Slight revisions in hood trim marked the 1952s. This is a V-8 model; had it been a six, the engine would have been a new ohv 215-cubic-inch design.

1952 Ford F-Series Trucks

Ford F-Series truck sales were good in 1951, although government-imposed wartime production quotas depressed production somewhat. Total 1/2-ton production slipped to 141,668 vehicles, 117,414 of which were F-1 pickups. The F-2 range accounted for another 20,469 orders and 25,946 F-3s were turned out.

For 1952, appearance changes were confined to minor hood trim revisions and a slight shuffling of color choices. Far more significant was the debut of a new ohv six-cylinder engine. The 215-cubic-inch power plant produced 101 horsepower at 3,500 rpm with a compression ratio of 7:1. Thanks to a compression ratio hike, the 239-cubic-inch V-8 also received a slight power boost from 100 to 106 horsepower; it wouldn't do to have a six produce more horsepower than the Ford V-8.
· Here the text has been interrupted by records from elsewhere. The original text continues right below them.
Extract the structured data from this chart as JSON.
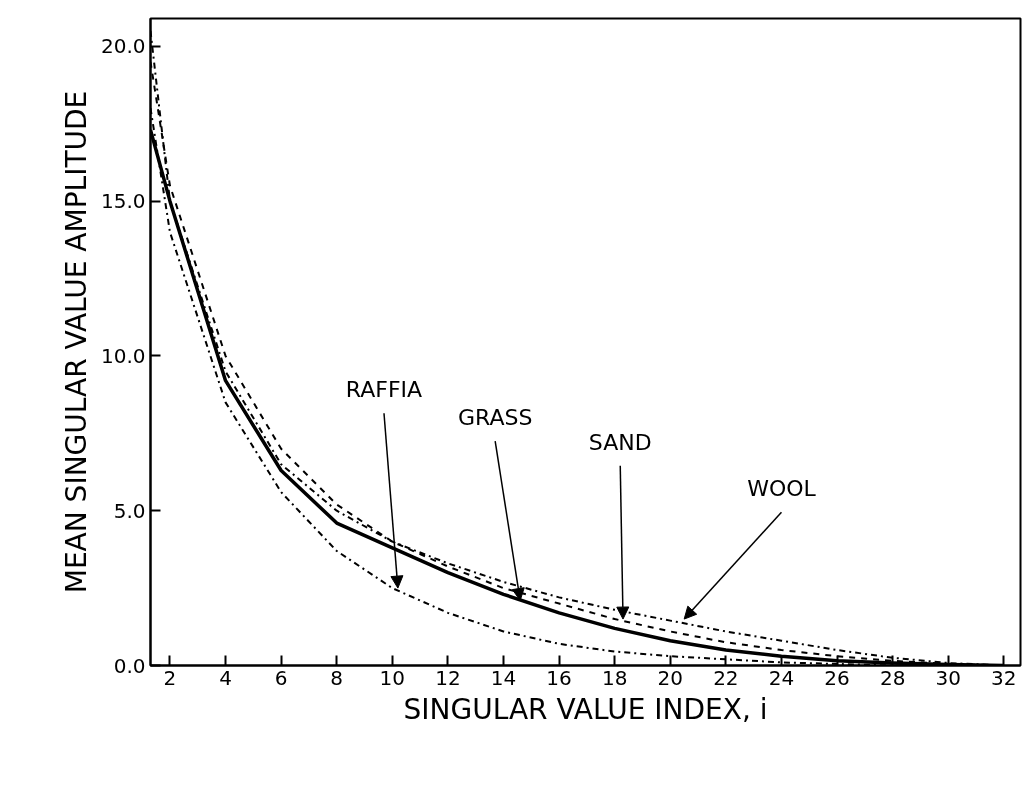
{
  "chart_data": {
    "type": "line",
    "xlabel": "SINGULAR VALUE INDEX, i",
    "ylabel": "MEAN SINGULAR VALUE AMPLITUDE",
    "xlim": [
      1.3,
      32.6
    ],
    "ylim": [
      0,
      20.9
    ],
    "xticks": [
      2,
      4,
      6,
      8,
      10,
      12,
      14,
      16,
      18,
      20,
      22,
      24,
      26,
      28,
      30,
      32
    ],
    "yticks": [
      {
        "value": 0,
        "label": "0.0"
      },
      {
        "value": 5,
        "label": "5.0"
      },
      {
        "value": 10,
        "label": "10.0"
      },
      {
        "value": 15,
        "label": "15.0"
      },
      {
        "value": 20,
        "label": "20.0"
      }
    ],
    "grid": false,
    "x": [
      1.3,
      2,
      4,
      6,
      8,
      10,
      12,
      14,
      16,
      18,
      20,
      22,
      24,
      26,
      28,
      30,
      32
    ],
    "series": [
      {
        "color": "#000000",
        "line_style": "dashdot",
        "values": [
          18,
          14,
          8.5,
          5.6,
          3.7,
          2.5,
          1.7,
          1.1,
          0.7,
          0.45,
          0.3,
          0.2,
          0.1,
          0.05,
          0,
          0,
          0
        ]
      },
      {
        "color": "#000000",
        "line_style": "solid",
        "values": [
          17.3,
          15,
          9.2,
          6.3,
          4.6,
          3.8,
          3.0,
          2.3,
          1.7,
          1.2,
          0.8,
          0.5,
          0.3,
          0.15,
          0.08,
          0.03,
          0
        ]
      },
      {
        "color": "#000000",
        "line_style": "dashed",
        "values": [
          19.5,
          15.5,
          10,
          7,
          5.2,
          4.0,
          3.2,
          2.5,
          2.0,
          1.5,
          1.1,
          0.75,
          0.5,
          0.3,
          0.15,
          0.05,
          0
        ]
      },
      {
        "color": "#000000",
        "line_style": "dashdot",
        "values": [
          20.5,
          15,
          9.5,
          6.5,
          5.0,
          4.0,
          3.3,
          2.7,
          2.2,
          1.8,
          1.45,
          1.1,
          0.8,
          0.5,
          0.25,
          0.08,
          0
        ]
      }
    ],
    "annotations": [
      {
        "text": "RAFFIA",
        "x": 10.2,
        "y": 2.5
      },
      {
        "text": "GRASS",
        "x": 14.6,
        "y": 2.1
      },
      {
        "text": "SAND",
        "x": 18.3,
        "y": 1.5
      },
      {
        "text": "WOOL",
        "x": 20.5,
        "y": 1.5
      }
    ]
  }
}
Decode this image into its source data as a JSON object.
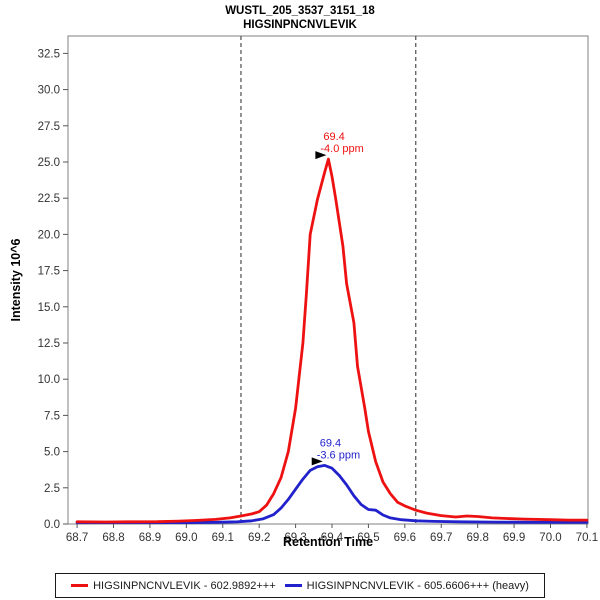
{
  "title": {
    "line1": "WUSTL_205_3537_3151_18",
    "line2": "HIGSINPNCNVLEVIK"
  },
  "axes": {
    "x_label": "Retention Time",
    "y_label": "Intensity 10^6"
  },
  "legend": {
    "items": [
      {
        "label": "HIGSINPNCNVLEVIK - 602.9892+++",
        "color": "#ee1111"
      },
      {
        "label": "HIGSINPNCNVLEVIK - 605.6606+++ (heavy)",
        "color": "#2222cc"
      }
    ]
  },
  "colors": {
    "light_series": "#ee1111",
    "heavy_series": "#2222cc",
    "plot_border": "#808080",
    "tick": "#555555",
    "tick_label": "#333333",
    "boundary_line": "#4d4d4d",
    "marker": "#000000",
    "background": "#ffffff"
  },
  "chart_data": {
    "type": "line",
    "title": "WUSTL_205_3537_3151_18 / HIGSINPNCNVLEVIK",
    "xlabel": "Retention Time",
    "ylabel": "Intensity 10^6",
    "xlim": [
      68.675,
      70.103
    ],
    "ylim": [
      0,
      33.7
    ],
    "grid": false,
    "legend_position": "bottom",
    "x_ticks": [
      "68.7",
      "68.8",
      "68.9",
      "69.0",
      "69.1",
      "69.2",
      "69.3",
      "69.4",
      "69.5",
      "69.6",
      "69.7",
      "69.8",
      "69.9",
      "70.0",
      "70.1"
    ],
    "y_ticks": [
      "0.0",
      "2.5",
      "5.0",
      "7.5",
      "10.0",
      "12.5",
      "15.0",
      "17.5",
      "20.0",
      "22.5",
      "25.0",
      "27.5",
      "30.0",
      "32.5"
    ],
    "integration_boundaries": [
      69.15,
      69.63
    ],
    "series": [
      {
        "name": "HIGSINPNCNVLEVIK - 605.6606+++ (heavy)",
        "color": "#2222cc",
        "peak_annotation": {
          "rt_label": "69.4",
          "ppm_label": "-3.6 ppm",
          "apex_rt": 69.38,
          "apex_intensity": 4.05
        },
        "points": [
          [
            68.7,
            0.1
          ],
          [
            68.85,
            0.1
          ],
          [
            69.0,
            0.1
          ],
          [
            69.08,
            0.12
          ],
          [
            69.14,
            0.15
          ],
          [
            69.18,
            0.22
          ],
          [
            69.21,
            0.35
          ],
          [
            69.24,
            0.65
          ],
          [
            69.26,
            1.1
          ],
          [
            69.28,
            1.7
          ],
          [
            69.3,
            2.4
          ],
          [
            69.32,
            3.1
          ],
          [
            69.34,
            3.7
          ],
          [
            69.36,
            3.95
          ],
          [
            69.38,
            4.05
          ],
          [
            69.4,
            3.85
          ],
          [
            69.42,
            3.35
          ],
          [
            69.44,
            2.7
          ],
          [
            69.46,
            1.95
          ],
          [
            69.48,
            1.35
          ],
          [
            69.5,
            1.0
          ],
          [
            69.52,
            0.95
          ],
          [
            69.54,
            0.62
          ],
          [
            69.56,
            0.42
          ],
          [
            69.59,
            0.3
          ],
          [
            69.63,
            0.22
          ],
          [
            69.68,
            0.18
          ],
          [
            69.75,
            0.15
          ],
          [
            69.85,
            0.13
          ],
          [
            69.95,
            0.12
          ],
          [
            70.1,
            0.12
          ]
        ]
      },
      {
        "name": "HIGSINPNCNVLEVIK - 602.9892+++",
        "color": "#ee1111",
        "peak_annotation": {
          "rt_label": "69.4",
          "ppm_label": "-4.0 ppm",
          "apex_rt": 69.39,
          "apex_intensity": 25.2
        },
        "points": [
          [
            68.7,
            0.15
          ],
          [
            68.78,
            0.14
          ],
          [
            68.85,
            0.15
          ],
          [
            68.92,
            0.16
          ],
          [
            68.98,
            0.2
          ],
          [
            69.03,
            0.25
          ],
          [
            69.08,
            0.32
          ],
          [
            69.12,
            0.42
          ],
          [
            69.15,
            0.55
          ],
          [
            69.18,
            0.7
          ],
          [
            69.2,
            0.85
          ],
          [
            69.22,
            1.3
          ],
          [
            69.24,
            2.1
          ],
          [
            69.26,
            3.2
          ],
          [
            69.28,
            5.0
          ],
          [
            69.3,
            8.0
          ],
          [
            69.32,
            12.5
          ],
          [
            69.33,
            16.0
          ],
          [
            69.34,
            20.0
          ],
          [
            69.36,
            22.4
          ],
          [
            69.38,
            24.3
          ],
          [
            69.39,
            25.2
          ],
          [
            69.4,
            24.0
          ],
          [
            69.41,
            22.5
          ],
          [
            69.43,
            19.2
          ],
          [
            69.44,
            16.6
          ],
          [
            69.46,
            13.9
          ],
          [
            69.47,
            10.9
          ],
          [
            69.49,
            8.0
          ],
          [
            69.5,
            6.4
          ],
          [
            69.52,
            4.3
          ],
          [
            69.54,
            2.9
          ],
          [
            69.56,
            2.1
          ],
          [
            69.58,
            1.5
          ],
          [
            69.6,
            1.25
          ],
          [
            69.63,
            0.95
          ],
          [
            69.66,
            0.75
          ],
          [
            69.7,
            0.58
          ],
          [
            69.74,
            0.48
          ],
          [
            69.77,
            0.55
          ],
          [
            69.8,
            0.52
          ],
          [
            69.84,
            0.42
          ],
          [
            69.88,
            0.38
          ],
          [
            69.93,
            0.34
          ],
          [
            70.0,
            0.3
          ],
          [
            70.05,
            0.27
          ],
          [
            70.1,
            0.27
          ]
        ]
      }
    ]
  }
}
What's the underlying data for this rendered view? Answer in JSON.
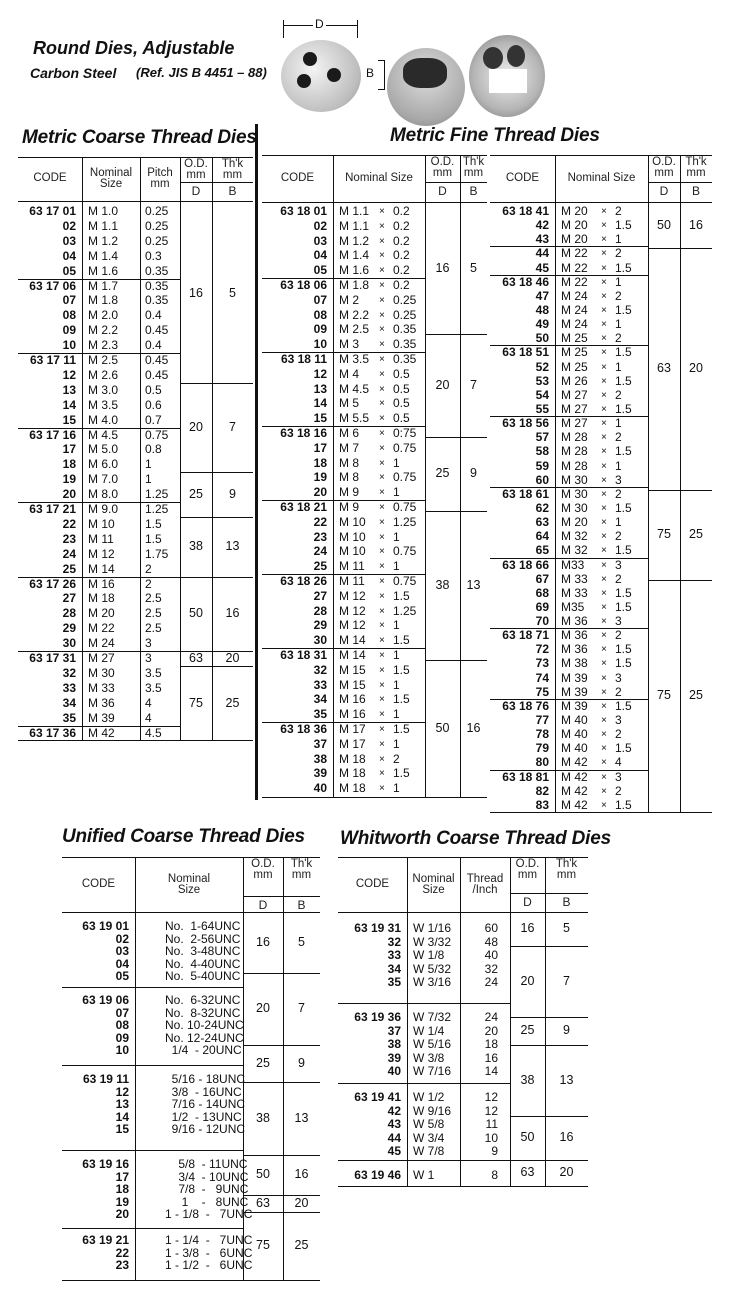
{
  "header": {
    "title": "Round Dies, Adjustable",
    "subtitle": "Carbon Steel",
    "reference": "(Ref. JIS B 4451 – 88)",
    "dimension_d": "D",
    "dimension_b": "B"
  },
  "tables": {
    "metric_coarse": {
      "title": "Metric Coarse Thread Dies",
      "columns": [
        "CODE",
        "Nominal\nSize",
        "Pitch\nmm",
        "O.D.\nmm",
        "Th'k\nmm"
      ],
      "sub_columns": [
        "D",
        "B"
      ],
      "groups": [
        [
          [
            "63 17 01",
            "M 1.0",
            "0.25"
          ],
          [
            "02",
            "M 1.1",
            "0.25"
          ],
          [
            "03",
            "M 1.2",
            "0.25"
          ],
          [
            "04",
            "M 1.4",
            "0.3"
          ],
          [
            "05",
            "M 1.6",
            "0.35"
          ]
        ],
        [
          [
            "63 17 06",
            "M 1.7",
            "0.35"
          ],
          [
            "07",
            "M 1.8",
            "0.35"
          ],
          [
            "08",
            "M 2.0",
            "0.4"
          ],
          [
            "09",
            "M 2.2",
            "0.45"
          ],
          [
            "10",
            "M 2.3",
            "0.4"
          ]
        ],
        [
          [
            "63 17 11",
            "M 2.5",
            "0.45"
          ],
          [
            "12",
            "M 2.6",
            "0.45"
          ],
          [
            "13",
            "M 3.0",
            "0.5"
          ],
          [
            "14",
            "M 3.5",
            "0.6"
          ],
          [
            "15",
            "M 4.0",
            "0.7"
          ]
        ],
        [
          [
            "63 17 16",
            "M 4.5",
            "0.75"
          ],
          [
            "17",
            "M 5.0",
            "0.8"
          ],
          [
            "18",
            "M 6.0",
            "1"
          ],
          [
            "19",
            "M 7.0",
            "1"
          ],
          [
            "20",
            "M 8.0",
            "1.25"
          ]
        ],
        [
          [
            "63 17 21",
            "M 9.0",
            "1.25"
          ],
          [
            "22",
            "M 10",
            "1.5"
          ],
          [
            "23",
            "M 11",
            "1.5"
          ],
          [
            "24",
            "M 12",
            "1.75"
          ],
          [
            "25",
            "M 14",
            "2"
          ]
        ],
        [
          [
            "63 17 26",
            "M 16",
            "2"
          ],
          [
            "27",
            "M 18",
            "2.5"
          ],
          [
            "28",
            "M 20",
            "2.5"
          ],
          [
            "29",
            "M 22",
            "2.5"
          ],
          [
            "30",
            "M 24",
            "3"
          ]
        ],
        [
          [
            "63 17 31",
            "M 27",
            "3"
          ],
          [
            "32",
            "M 30",
            "3.5"
          ],
          [
            "33",
            "M 33",
            "3.5"
          ],
          [
            "34",
            "M 36",
            "4"
          ],
          [
            "35",
            "M 39",
            "4"
          ]
        ],
        [
          [
            "63 17 36",
            "M 42",
            "4.5"
          ]
        ]
      ],
      "spans": [
        [
          "16",
          "5"
        ],
        [
          "20",
          "7"
        ],
        [
          "25",
          "9"
        ],
        [
          "38",
          "13"
        ],
        [
          "50",
          "16"
        ],
        [
          "63",
          "20"
        ],
        [
          "75",
          "25"
        ]
      ]
    },
    "metric_fine_left": {
      "title": "Metric Fine Thread Dies",
      "columns": [
        "CODE",
        "Nominal Size",
        "O.D.\nmm",
        "Th'k\nmm"
      ],
      "sub_columns": [
        "D",
        "B"
      ],
      "groups": [
        [
          [
            "63 18 01",
            "M 1.1 × 0.2"
          ],
          [
            "02",
            "M 1.1 × 0.2"
          ],
          [
            "03",
            "M 1.2 × 0.2"
          ],
          [
            "04",
            "M 1.4 × 0.2"
          ],
          [
            "05",
            "M 1.6 × 0.2"
          ]
        ],
        [
          [
            "63 18 06",
            "M 1.8 × 0.2"
          ],
          [
            "07",
            "M 2 × 0.25"
          ],
          [
            "08",
            "M 2.2 × 0.25"
          ],
          [
            "09",
            "M 2.5 × 0.35"
          ],
          [
            "10",
            "M 3 × 0.35"
          ]
        ],
        [
          [
            "63 18 11",
            "M 3.5 × 0.35"
          ],
          [
            "12",
            "M 4 × 0.5"
          ],
          [
            "13",
            "M 4.5 × 0.5"
          ],
          [
            "14",
            "M 5 × 0.5"
          ],
          [
            "15",
            "M 5.5 × 0.5"
          ]
        ],
        [
          [
            "63 18 16",
            "M 6 × 0:75"
          ],
          [
            "17",
            "M 7 × 0.75"
          ],
          [
            "18",
            "M 8 × 1"
          ],
          [
            "19",
            "M 8 × 0.75"
          ],
          [
            "20",
            "M 9 × 1"
          ]
        ],
        [
          [
            "63 18 21",
            "M 9 × 0.75"
          ],
          [
            "22",
            "M 10 × 1.25"
          ],
          [
            "23",
            "M 10 × 1"
          ],
          [
            "24",
            "M 10 × 0.75"
          ],
          [
            "25",
            "M 11 × 1"
          ]
        ],
        [
          [
            "63 18 26",
            "M 11 × 0.75"
          ],
          [
            "27",
            "M 12 × 1.5"
          ],
          [
            "28",
            "M 12 × 1.25"
          ],
          [
            "29",
            "M 12 × 1"
          ],
          [
            "30",
            "M 14 × 1.5"
          ]
        ],
        [
          [
            "63 18 31",
            "M 14 × 1"
          ],
          [
            "32",
            "M 15 × 1.5"
          ],
          [
            "33",
            "M 15 × 1"
          ],
          [
            "34",
            "M 16 × 1.5"
          ],
          [
            "35",
            "M 16 × 1"
          ]
        ],
        [
          [
            "63 18 36",
            "M 17 × 1.5"
          ],
          [
            "37",
            "M 17 × 1"
          ],
          [
            "38",
            "M 18 × 2"
          ],
          [
            "39",
            "M 18 × 1.5"
          ],
          [
            "40",
            "M 18 × 1"
          ]
        ]
      ],
      "spans": [
        [
          "16",
          "5"
        ],
        [
          "20",
          "7"
        ],
        [
          "25",
          "9"
        ],
        [
          "38",
          "13"
        ],
        [
          "50",
          "16"
        ]
      ]
    },
    "metric_fine_right": {
      "columns": [
        "CODE",
        "Nominal Size",
        "O.D.\nmm",
        "Th'k\nmm"
      ],
      "sub_columns": [
        "D",
        "B"
      ],
      "groups": [
        [
          [
            "63 18 41",
            "M 20 × 2"
          ],
          [
            "42",
            "M 20 × 1.5"
          ],
          [
            "43",
            "M 20 × 1"
          ]
        ],
        [
          [
            "44",
            "M 22 × 2"
          ],
          [
            "45",
            "M 22 × 1.5"
          ]
        ],
        [
          [
            "63 18 46",
            "M 22 × 1"
          ],
          [
            "47",
            "M 24 × 2"
          ],
          [
            "48",
            "M 24 × 1.5"
          ],
          [
            "49",
            "M 24 × 1"
          ],
          [
            "50",
            "M 25 × 2"
          ]
        ],
        [
          [
            "63 18 51",
            "M 25 × 1.5"
          ],
          [
            "52",
            "M 25 × 1"
          ],
          [
            "53",
            "M 26 × 1.5"
          ],
          [
            "54",
            "M 27 × 2"
          ],
          [
            "55",
            "M 27 × 1.5"
          ]
        ],
        [
          [
            "63 18 56",
            "M 27 × 1"
          ],
          [
            "57",
            "M 28 × 2"
          ],
          [
            "58",
            "M 28 × 1.5"
          ],
          [
            "59",
            "M 28 × 1"
          ],
          [
            "60",
            "M 30 × 3"
          ]
        ],
        [
          [
            "63 18 61",
            "M 30 × 2"
          ],
          [
            "62",
            "M 30 × 1.5"
          ],
          [
            "63",
            "M 20 × 1"
          ],
          [
            "64",
            "M 32 × 2"
          ],
          [
            "65",
            "M 32 × 1.5"
          ]
        ],
        [
          [
            "63 18 66",
            "M33 × 3"
          ],
          [
            "67",
            "M 33 × 2"
          ],
          [
            "68",
            "M 33 × 1.5"
          ],
          [
            "69",
            "M35 × 1.5"
          ],
          [
            "70",
            "M 36 × 3"
          ]
        ],
        [
          [
            "63 18 71",
            "M 36 × 2"
          ],
          [
            "72",
            "M 36 × 1.5"
          ],
          [
            "73",
            "M 38 × 1.5"
          ],
          [
            "74",
            "M 39 × 3"
          ],
          [
            "75",
            "M 39 × 2"
          ]
        ],
        [
          [
            "63 18 76",
            "M 39 × 1.5"
          ],
          [
            "77",
            "M 40 × 3"
          ],
          [
            "78",
            "M 40 × 2"
          ],
          [
            "79",
            "M 40 × 1.5"
          ],
          [
            "80",
            "M 42 × 4"
          ]
        ],
        [
          [
            "63 18 81",
            "M 42 × 3"
          ],
          [
            "82",
            "M 42 × 2"
          ],
          [
            "83",
            "M 42 × 1.5"
          ]
        ]
      ],
      "spans": [
        [
          "50",
          "16"
        ],
        [
          "63",
          "20"
        ],
        [
          "75",
          "25"
        ],
        [
          "75",
          "25"
        ]
      ]
    },
    "unified_coarse": {
      "title": "Unified Coarse Thread Dies",
      "columns": [
        "CODE",
        "Nominal\nSize",
        "O.D.\nmm",
        "Th'k\nmm"
      ],
      "sub_columns": [
        "D",
        "B"
      ],
      "groups": [
        [
          [
            "63 19 01",
            "No.  1-64UNC"
          ],
          [
            "02",
            "No.  2-56UNC"
          ],
          [
            "03",
            "No.  3-48UNC"
          ],
          [
            "04",
            "No.  4-40UNC"
          ],
          [
            "05",
            "No.  5-40UNC"
          ]
        ],
        [
          [
            "63 19 06",
            "No.  6-32UNC"
          ],
          [
            "07",
            "No.  8-32UNC"
          ],
          [
            "08",
            "No. 10-24UNC"
          ],
          [
            "09",
            "No. 12-24UNC"
          ],
          [
            "10",
            "  1/4  - 20UNC"
          ]
        ],
        [
          [
            "63 19 11",
            "  5/16 - 18UNC"
          ],
          [
            "12",
            "  3/8  - 16UNC"
          ],
          [
            "13",
            "  7/16 - 14UNC"
          ],
          [
            "14",
            "  1/2  - 13UNC"
          ],
          [
            "15",
            "  9/16 - 12UNC"
          ]
        ],
        [
          [
            "63 19 16",
            "    5/8  - 11UNC"
          ],
          [
            "17",
            "    3/4  - 10UNC"
          ],
          [
            "18",
            "    7/8  -   9UNC"
          ],
          [
            "19",
            "     1    -   8UNC"
          ],
          [
            "20",
            "1 - 1/8  -   7UNC"
          ]
        ],
        [
          [
            "63 19 21",
            "1 - 1/4  -   7UNC"
          ],
          [
            "22",
            "1 - 3/8  -   6UNC"
          ],
          [
            "23",
            "1 - 1/2  -   6UNC"
          ]
        ]
      ],
      "spans": [
        [
          "16",
          "5"
        ],
        [
          "20",
          "7"
        ],
        [
          "25",
          "9"
        ],
        [
          "38",
          "13"
        ],
        [
          "50",
          "16"
        ],
        [
          "63",
          "20"
        ],
        [
          "75",
          "25"
        ]
      ]
    },
    "whitworth_coarse": {
      "title": "Whitworth Coarse Thread Dies",
      "columns": [
        "CODE",
        "Nominal\nSize",
        "Thread\n/Inch",
        "O.D.\nmm",
        "Th'k\nmm"
      ],
      "sub_columns": [
        "D",
        "B"
      ],
      "groups": [
        [
          [
            "63 19 31",
            "W 1/16",
            "60"
          ],
          [
            "32",
            "W 3/32",
            "48"
          ],
          [
            "33",
            "W 1/8",
            "40"
          ],
          [
            "34",
            "W 5/32",
            "32"
          ],
          [
            "35",
            "W 3/16",
            "24"
          ]
        ],
        [
          [
            "63 19 36",
            "W 7/32",
            "24"
          ],
          [
            "37",
            "W 1/4",
            "20"
          ],
          [
            "38",
            "W 5/16",
            "18"
          ],
          [
            "39",
            "W 3/8",
            "16"
          ],
          [
            "40",
            "W 7/16",
            "14"
          ]
        ],
        [
          [
            "63 19 41",
            "W 1/2",
            "12"
          ],
          [
            "42",
            "W 9/16",
            "12"
          ],
          [
            "43",
            "W 5/8",
            "11"
          ],
          [
            "44",
            "W 3/4",
            "10"
          ],
          [
            "45",
            "W 7/8",
            "9"
          ]
        ],
        [
          [
            "63 19 46",
            "W   1",
            "8"
          ]
        ]
      ],
      "spans": [
        [
          "16",
          "5"
        ],
        [
          "20",
          "7"
        ],
        [
          "25",
          "9"
        ],
        [
          "38",
          "13"
        ],
        [
          "50",
          "16"
        ],
        [
          "63",
          "20"
        ]
      ]
    }
  }
}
Government production quotas remained in force for 1952 and were a major factor in holding down Ford truck availability. A total of 94,148 F-1s were built, 81,537 of them pickups. The F-2 production run slumped to 17,579 units and 19,991 F-3s came off the assembly lines. Prices ranged from just under $1,100 for a six-cylinder F-1 chassis-and-cowl to $1,800 for a V-8 F-3 stake truck.

Marmon-Herrington created the four-wheel-drive F-Series Ranger, a panel truck turned station wagon.

Though Chevrolet continued to lead the truck market in the 1948-1952 period, the first of the F-Series trucks succeeded in re-establishing Ford as a serious contender in the field. Ford used the high-volume F-1 range as a stepping stone to an even more successful F-100 series beginning in 1953. Though Ford didn't reclaim its industry-leading status until the late Seventies, it laid the groundwork for its eventual success with the Bonus Built trucks.